Coding Standard

Language

Rule
US-English is used in all documents and for al filenames, comments, variables, types, etc.

Rationale
English is a logical choice in an international world with international customers and employees from over all the world. The choice between Britisch and American English is arbritrary. The main point is to choose one and be consistent. US-English is choosen because the American dominance in ICT books and companies.
See Canadian, British and American Spelling for spelling differences.
Examples: Use centimeter (not centimetre), center (not centre), color (not colour), specialization (not specialisation), standardize (not standardise), summarize (not summarise).

Pointer asterisk position

Rule
For type declarations, put the asterisk adjacent the type name.
So use int* a (not int *a, int * a, or int*a).

Rationale
As Stroustrup describes, “it is not about right and wrong, but about style and emphasis”. He also states that:
A “typical C programmer” writes int *p; and explains it “*p is what is the int” emphasizing syntax.
A “typical C++ programmer” writes int* p; and explains it “p is a pointer to an int” emphasizing type.
See also discussion 1 and discussion 2 at stackoverlow.

filename or file name?

Rule

Rationale
From a lanuage perspective, the original form of the word was “file name”, as in the name of a file. These days (and probably for a good few years), the compound “filename” is widely accepted and perhaps most commonly used. Either is of course perfectly acceptable). (Reference English Language & Usage)

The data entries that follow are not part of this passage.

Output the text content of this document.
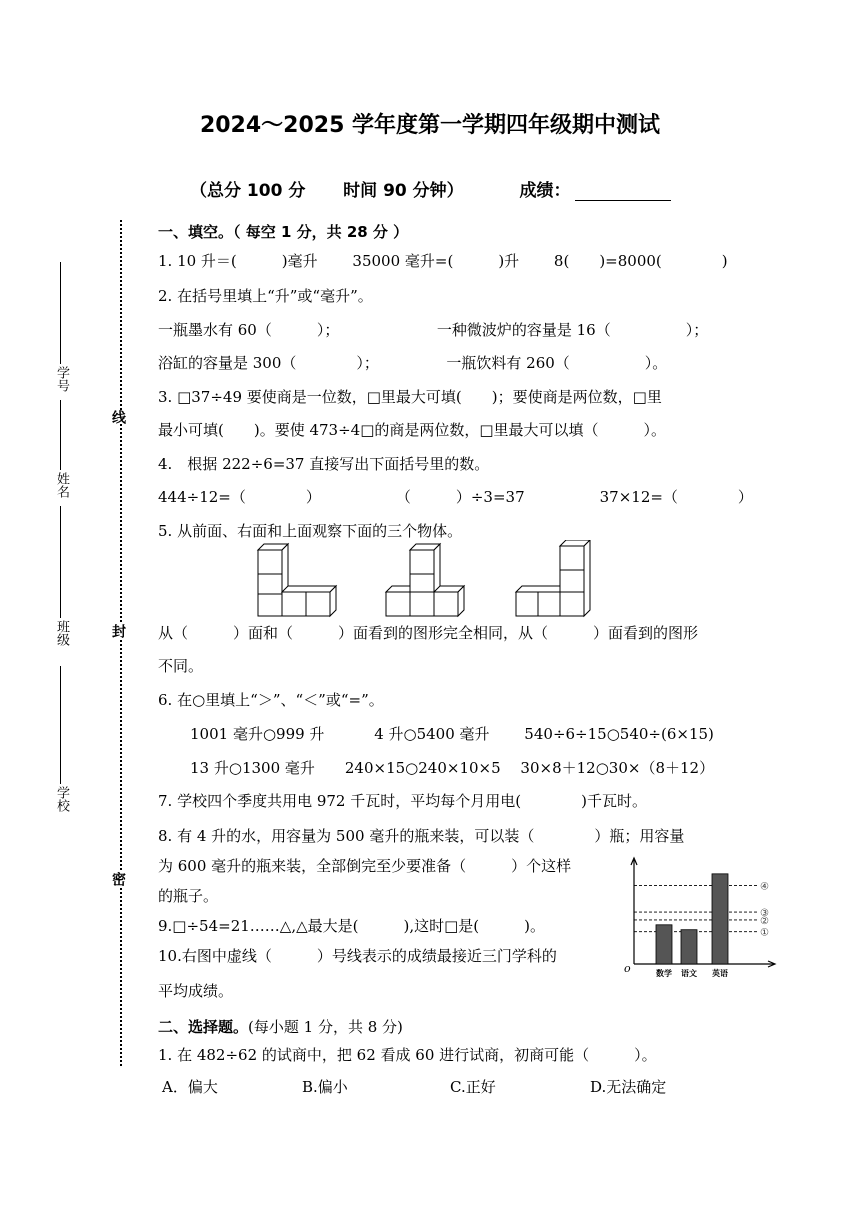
2024～2025 学年度第一学期四年级期中测试
（总分 100 分 时间 90 分钟）	成绩：
学号
姓名
班级
学校
线
封
密
一、填空。（ 每空 1 分，共 28 分 ）
1. 10 升＝(　　　)毫升　　 35000 毫升=(　　　)升　　 8(　　)=8000(　　　　)
2. 在括号里填上“升”或“毫升”。
一瓶墨水有 60（　　　）；　　　　　　　一种微波炉的容量是 16（　　　　　）；
浴缸的容量是 300（　　　　）；　　　　　一瓶饮料有 260（　　　　　）。
3. □37÷49 要使商是一位数，□里最大可填(　　)；要使商是两位数，□里
最小可填(　　)。要使 473÷4□的商是两位数，□里最大可以填（　　　）。
4.　根据 222÷6=37 直接写出下面括号里的数。
444÷12=（　　　　）　　　　　　（　　　）÷3=37　　　　　37×12=（　　　　）
5. 从前面、右面和上面观察下面的三个物体。
从（　　　）面和（　　　）面看到的图形完全相同，从（　　　）面看到的图形
不同。
6. 在○里填上“＞”、“＜”或“=”。
1001 毫升○999 升　　　 4 升○5400 毫升　　 540÷6÷15○540÷(6×15)
13 升○1300 毫升　　240×15○240×10×5　 30×8＋12○30×（8＋12）
7. 学校四个季度共用电 972 千瓦时，平均每个月用电(　　　　)千瓦时。
8. 有 4 升的水，用容量为 500 毫升的瓶来装，可以装（　　　　）瓶；用容量
为 600 毫升的瓶来装，全部倒完至少要准备（　　　）个这样
的瓶子。
9.□÷54=21……△,△最大是(　　　),这时□是(　　　)。
10.右图中虚线（　　　）号线表示的成绩最接近三门学科的
平均成绩。
o
①
②
③
④
数学 语文 英语
二、选择题。(每小题 1 分，共 8 分)
1. 在 482÷62 的试商中，把 62 看成 60 进行试商，初商可能（　　　）。
A．偏大	B.偏小	C.正好	D.无法确定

When writing variable names in code, lower camel case is recommended and fileName is used and NOT filename. This approach adds consistency when several parameters (fields, variables..) are used in the same method (class..) and the with same prefix “file”. I.e. fileName and fileSize instead of filename and filesize. (Reference StackOverflow)

File extensions

The Google style guide seems to suggest .cc, but provides no explanation.
Historically, the suffix for a C++ source file was .C.
Different users adopted different solutions: .cc, .cpp, .cxx
t’s usually a good idea to distinguish between the headers which can be used in C (.h) and those which cannot (.hh or .hpp)
a lot of users prefer keeping the template sources and the inline functions in a separate file. Which, while strictly speaking a header file, tends to get yet another set of conventions (.inl, .tcc and probably a lot of others).
At the end of the day it doesn’t matter because C++ compilers can deal with the files in either format. If it’s a real issue within your team, flip a coin and move on to the actual work.